Kevin: What advice do you have for companies formulating an enterprise mobility strategy?
Tony: Companies need to think outside the box. They need to think from the outside in. They need to think about what is needed by the mobile user and what is possible in a world of mobile devices and mobile workers. They should NOT focus on simply extending traditional ERPs out to mobile devices. Mobile is so different. It should not be just another IT project that goes through a traditional IT committee. It needs to be discussed in a different context. [Kevin Comment – My interpretation of this discussion was that mobility can transform the way business is conducted, sales are made, marketing is designed, customers supported, etc., so this is not just an IT project.]
Kevin: What are the biggest risks to mobility today?

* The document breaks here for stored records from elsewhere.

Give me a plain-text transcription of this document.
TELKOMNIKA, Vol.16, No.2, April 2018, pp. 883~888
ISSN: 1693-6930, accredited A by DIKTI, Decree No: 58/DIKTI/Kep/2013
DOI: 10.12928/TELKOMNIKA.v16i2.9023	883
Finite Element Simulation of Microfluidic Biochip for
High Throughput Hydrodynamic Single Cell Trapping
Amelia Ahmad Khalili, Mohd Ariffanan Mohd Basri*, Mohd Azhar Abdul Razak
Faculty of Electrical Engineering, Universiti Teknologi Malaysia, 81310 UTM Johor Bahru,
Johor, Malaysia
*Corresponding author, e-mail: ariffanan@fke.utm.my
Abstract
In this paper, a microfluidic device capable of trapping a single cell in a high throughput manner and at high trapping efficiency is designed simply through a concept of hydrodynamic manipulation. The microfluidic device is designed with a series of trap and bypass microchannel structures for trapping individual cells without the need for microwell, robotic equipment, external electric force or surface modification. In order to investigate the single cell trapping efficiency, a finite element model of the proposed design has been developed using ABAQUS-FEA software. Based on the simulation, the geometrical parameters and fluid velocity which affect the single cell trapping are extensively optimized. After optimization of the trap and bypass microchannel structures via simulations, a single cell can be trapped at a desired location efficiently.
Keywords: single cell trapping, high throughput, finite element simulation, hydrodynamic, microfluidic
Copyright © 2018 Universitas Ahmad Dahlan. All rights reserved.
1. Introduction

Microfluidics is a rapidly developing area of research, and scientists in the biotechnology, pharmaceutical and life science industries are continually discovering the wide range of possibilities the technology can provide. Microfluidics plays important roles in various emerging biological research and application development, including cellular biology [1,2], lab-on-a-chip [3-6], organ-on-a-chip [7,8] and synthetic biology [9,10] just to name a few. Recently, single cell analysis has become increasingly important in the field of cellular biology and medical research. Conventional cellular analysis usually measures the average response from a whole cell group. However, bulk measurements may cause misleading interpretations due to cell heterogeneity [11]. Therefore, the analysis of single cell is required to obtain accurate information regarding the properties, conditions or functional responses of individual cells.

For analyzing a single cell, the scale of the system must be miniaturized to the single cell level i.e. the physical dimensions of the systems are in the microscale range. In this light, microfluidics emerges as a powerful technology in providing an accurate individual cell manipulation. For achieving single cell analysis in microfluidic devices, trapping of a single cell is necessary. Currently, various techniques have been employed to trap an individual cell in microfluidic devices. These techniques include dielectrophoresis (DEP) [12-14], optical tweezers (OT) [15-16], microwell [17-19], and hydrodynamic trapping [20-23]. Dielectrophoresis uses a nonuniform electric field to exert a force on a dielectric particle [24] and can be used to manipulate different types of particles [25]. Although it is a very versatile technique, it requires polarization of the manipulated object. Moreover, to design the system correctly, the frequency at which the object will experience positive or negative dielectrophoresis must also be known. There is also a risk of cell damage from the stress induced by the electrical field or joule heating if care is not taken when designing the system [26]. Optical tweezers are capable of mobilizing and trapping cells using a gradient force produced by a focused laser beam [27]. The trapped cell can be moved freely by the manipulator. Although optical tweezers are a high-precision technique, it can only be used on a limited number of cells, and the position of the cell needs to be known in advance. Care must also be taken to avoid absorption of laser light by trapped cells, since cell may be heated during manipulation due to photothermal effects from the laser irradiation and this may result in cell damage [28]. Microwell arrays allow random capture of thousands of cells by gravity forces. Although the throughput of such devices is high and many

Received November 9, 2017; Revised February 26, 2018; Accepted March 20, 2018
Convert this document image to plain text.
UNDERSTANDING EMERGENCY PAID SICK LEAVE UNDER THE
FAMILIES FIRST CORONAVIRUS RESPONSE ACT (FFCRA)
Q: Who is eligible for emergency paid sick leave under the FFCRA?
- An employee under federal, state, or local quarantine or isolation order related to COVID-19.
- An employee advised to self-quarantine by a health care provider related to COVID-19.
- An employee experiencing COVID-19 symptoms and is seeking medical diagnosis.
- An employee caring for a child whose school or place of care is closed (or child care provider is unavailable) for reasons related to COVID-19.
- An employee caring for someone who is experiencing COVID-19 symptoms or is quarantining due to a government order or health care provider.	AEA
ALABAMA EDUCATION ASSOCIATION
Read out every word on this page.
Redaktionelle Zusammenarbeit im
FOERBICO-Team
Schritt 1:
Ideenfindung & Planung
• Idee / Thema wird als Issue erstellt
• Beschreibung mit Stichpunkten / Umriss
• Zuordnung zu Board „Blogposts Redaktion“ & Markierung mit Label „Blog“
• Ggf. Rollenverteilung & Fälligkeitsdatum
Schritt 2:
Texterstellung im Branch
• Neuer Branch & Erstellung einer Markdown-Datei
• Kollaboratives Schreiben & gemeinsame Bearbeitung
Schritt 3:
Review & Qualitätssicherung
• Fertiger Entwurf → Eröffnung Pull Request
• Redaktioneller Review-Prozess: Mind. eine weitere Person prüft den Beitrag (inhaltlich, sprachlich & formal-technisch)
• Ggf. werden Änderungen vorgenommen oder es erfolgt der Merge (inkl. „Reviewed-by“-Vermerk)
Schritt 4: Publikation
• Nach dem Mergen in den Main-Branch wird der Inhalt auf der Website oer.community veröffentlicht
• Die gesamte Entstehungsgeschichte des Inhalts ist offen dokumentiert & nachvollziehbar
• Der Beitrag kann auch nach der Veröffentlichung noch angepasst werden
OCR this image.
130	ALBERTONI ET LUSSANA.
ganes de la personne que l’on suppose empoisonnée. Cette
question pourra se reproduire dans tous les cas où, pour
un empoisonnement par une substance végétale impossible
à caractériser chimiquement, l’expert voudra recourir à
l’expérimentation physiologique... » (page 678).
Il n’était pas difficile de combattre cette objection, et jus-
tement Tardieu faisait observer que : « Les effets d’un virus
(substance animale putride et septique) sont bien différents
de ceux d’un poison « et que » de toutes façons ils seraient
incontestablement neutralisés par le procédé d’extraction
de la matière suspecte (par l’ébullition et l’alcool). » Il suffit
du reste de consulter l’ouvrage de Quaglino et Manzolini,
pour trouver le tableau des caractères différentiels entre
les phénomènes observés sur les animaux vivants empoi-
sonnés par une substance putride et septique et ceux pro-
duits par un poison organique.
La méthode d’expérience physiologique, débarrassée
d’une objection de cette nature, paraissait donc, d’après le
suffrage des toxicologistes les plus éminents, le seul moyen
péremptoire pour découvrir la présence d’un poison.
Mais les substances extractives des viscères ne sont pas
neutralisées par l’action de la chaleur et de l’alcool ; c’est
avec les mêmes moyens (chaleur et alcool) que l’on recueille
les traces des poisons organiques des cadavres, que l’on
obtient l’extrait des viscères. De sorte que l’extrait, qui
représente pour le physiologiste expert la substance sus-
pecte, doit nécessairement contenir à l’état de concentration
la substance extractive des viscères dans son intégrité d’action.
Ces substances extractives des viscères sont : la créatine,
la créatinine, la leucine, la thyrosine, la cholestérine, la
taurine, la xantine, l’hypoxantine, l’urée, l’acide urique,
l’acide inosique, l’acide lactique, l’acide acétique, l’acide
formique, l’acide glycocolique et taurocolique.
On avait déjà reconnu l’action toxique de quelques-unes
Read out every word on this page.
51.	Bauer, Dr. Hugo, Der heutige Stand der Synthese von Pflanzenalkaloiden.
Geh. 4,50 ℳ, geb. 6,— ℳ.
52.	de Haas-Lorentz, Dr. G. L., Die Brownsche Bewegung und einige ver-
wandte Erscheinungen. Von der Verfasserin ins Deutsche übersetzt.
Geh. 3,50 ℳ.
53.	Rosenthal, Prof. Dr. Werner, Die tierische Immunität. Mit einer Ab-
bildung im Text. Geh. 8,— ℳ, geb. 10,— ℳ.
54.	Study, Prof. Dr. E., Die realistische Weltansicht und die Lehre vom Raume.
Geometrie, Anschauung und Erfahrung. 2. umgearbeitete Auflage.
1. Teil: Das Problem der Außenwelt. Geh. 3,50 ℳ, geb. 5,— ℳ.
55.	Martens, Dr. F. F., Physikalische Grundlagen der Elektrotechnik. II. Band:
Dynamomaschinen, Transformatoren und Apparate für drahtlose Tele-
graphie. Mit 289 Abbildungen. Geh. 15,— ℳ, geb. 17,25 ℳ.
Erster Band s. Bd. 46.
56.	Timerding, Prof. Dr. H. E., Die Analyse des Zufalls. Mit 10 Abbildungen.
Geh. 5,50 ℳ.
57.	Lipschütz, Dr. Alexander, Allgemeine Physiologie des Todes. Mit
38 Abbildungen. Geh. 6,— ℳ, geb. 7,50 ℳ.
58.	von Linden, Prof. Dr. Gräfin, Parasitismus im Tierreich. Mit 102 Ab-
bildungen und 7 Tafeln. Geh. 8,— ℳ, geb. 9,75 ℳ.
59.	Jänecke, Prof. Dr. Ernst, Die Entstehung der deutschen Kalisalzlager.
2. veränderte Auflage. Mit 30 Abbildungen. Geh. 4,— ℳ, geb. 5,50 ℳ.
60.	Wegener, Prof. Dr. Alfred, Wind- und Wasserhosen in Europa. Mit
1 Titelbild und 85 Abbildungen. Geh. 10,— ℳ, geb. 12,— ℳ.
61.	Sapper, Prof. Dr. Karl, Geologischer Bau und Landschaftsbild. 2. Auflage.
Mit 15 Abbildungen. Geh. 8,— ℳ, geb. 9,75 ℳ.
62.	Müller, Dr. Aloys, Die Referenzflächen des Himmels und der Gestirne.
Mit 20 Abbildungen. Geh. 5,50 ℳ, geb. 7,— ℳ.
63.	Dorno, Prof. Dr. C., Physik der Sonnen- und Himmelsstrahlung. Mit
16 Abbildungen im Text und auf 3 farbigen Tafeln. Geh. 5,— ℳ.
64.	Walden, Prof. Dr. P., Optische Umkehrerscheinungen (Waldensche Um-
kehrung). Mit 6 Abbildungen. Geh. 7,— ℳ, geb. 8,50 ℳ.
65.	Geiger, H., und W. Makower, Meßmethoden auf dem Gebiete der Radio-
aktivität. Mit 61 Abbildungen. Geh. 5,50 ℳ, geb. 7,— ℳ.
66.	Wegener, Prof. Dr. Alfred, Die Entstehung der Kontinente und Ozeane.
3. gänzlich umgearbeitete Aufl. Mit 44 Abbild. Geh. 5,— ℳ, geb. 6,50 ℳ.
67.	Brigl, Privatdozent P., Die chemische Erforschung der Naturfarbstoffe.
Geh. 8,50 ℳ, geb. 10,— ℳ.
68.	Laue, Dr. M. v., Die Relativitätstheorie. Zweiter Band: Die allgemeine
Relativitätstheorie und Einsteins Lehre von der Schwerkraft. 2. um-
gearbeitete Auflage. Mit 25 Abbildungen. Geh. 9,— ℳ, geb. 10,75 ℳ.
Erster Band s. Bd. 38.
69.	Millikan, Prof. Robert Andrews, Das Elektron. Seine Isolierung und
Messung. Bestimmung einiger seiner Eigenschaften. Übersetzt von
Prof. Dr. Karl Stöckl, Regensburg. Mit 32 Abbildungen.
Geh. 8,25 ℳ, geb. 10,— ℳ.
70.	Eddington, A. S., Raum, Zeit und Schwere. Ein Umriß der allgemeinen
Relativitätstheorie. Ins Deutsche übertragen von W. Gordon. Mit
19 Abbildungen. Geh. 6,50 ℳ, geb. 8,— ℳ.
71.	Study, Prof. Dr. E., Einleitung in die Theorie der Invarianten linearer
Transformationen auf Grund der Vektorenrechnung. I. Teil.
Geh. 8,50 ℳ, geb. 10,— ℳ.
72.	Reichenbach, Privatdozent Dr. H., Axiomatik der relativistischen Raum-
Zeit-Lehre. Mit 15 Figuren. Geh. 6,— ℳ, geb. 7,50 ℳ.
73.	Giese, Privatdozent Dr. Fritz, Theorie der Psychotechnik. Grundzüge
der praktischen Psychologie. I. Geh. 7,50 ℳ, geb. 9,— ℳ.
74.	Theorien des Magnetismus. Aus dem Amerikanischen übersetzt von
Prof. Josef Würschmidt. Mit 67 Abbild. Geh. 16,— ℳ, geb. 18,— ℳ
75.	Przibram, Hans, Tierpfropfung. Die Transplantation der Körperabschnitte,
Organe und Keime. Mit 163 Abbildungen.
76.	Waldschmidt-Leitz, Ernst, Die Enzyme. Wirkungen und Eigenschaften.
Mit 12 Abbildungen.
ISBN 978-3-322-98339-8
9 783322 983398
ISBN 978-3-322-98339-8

Tony: Social networking applications and mobile application hacking. People are too trusting of social media and mobile applications. It is too easy for a person to download a mobile application that is dangerous. Mobile applications, from bad people, can grab all of your smartphone data and send it offshore without your knowledge. Mobile applications are constantly asking for approval to access data. People will become complacent and not realize what they are approving. You cannot trust all developers or all cool mobile applications. This is a big and growing problem.
Thank you Tony for sharing your time, insights and advice!
*Long Term Evolution (LTE) is the project name of a new high performance air interface for cellular mobile communication systems. It is the last step toward the 4th generation (4G) of radio technologies designed to increase the capacity and speed of mobile telephone networks.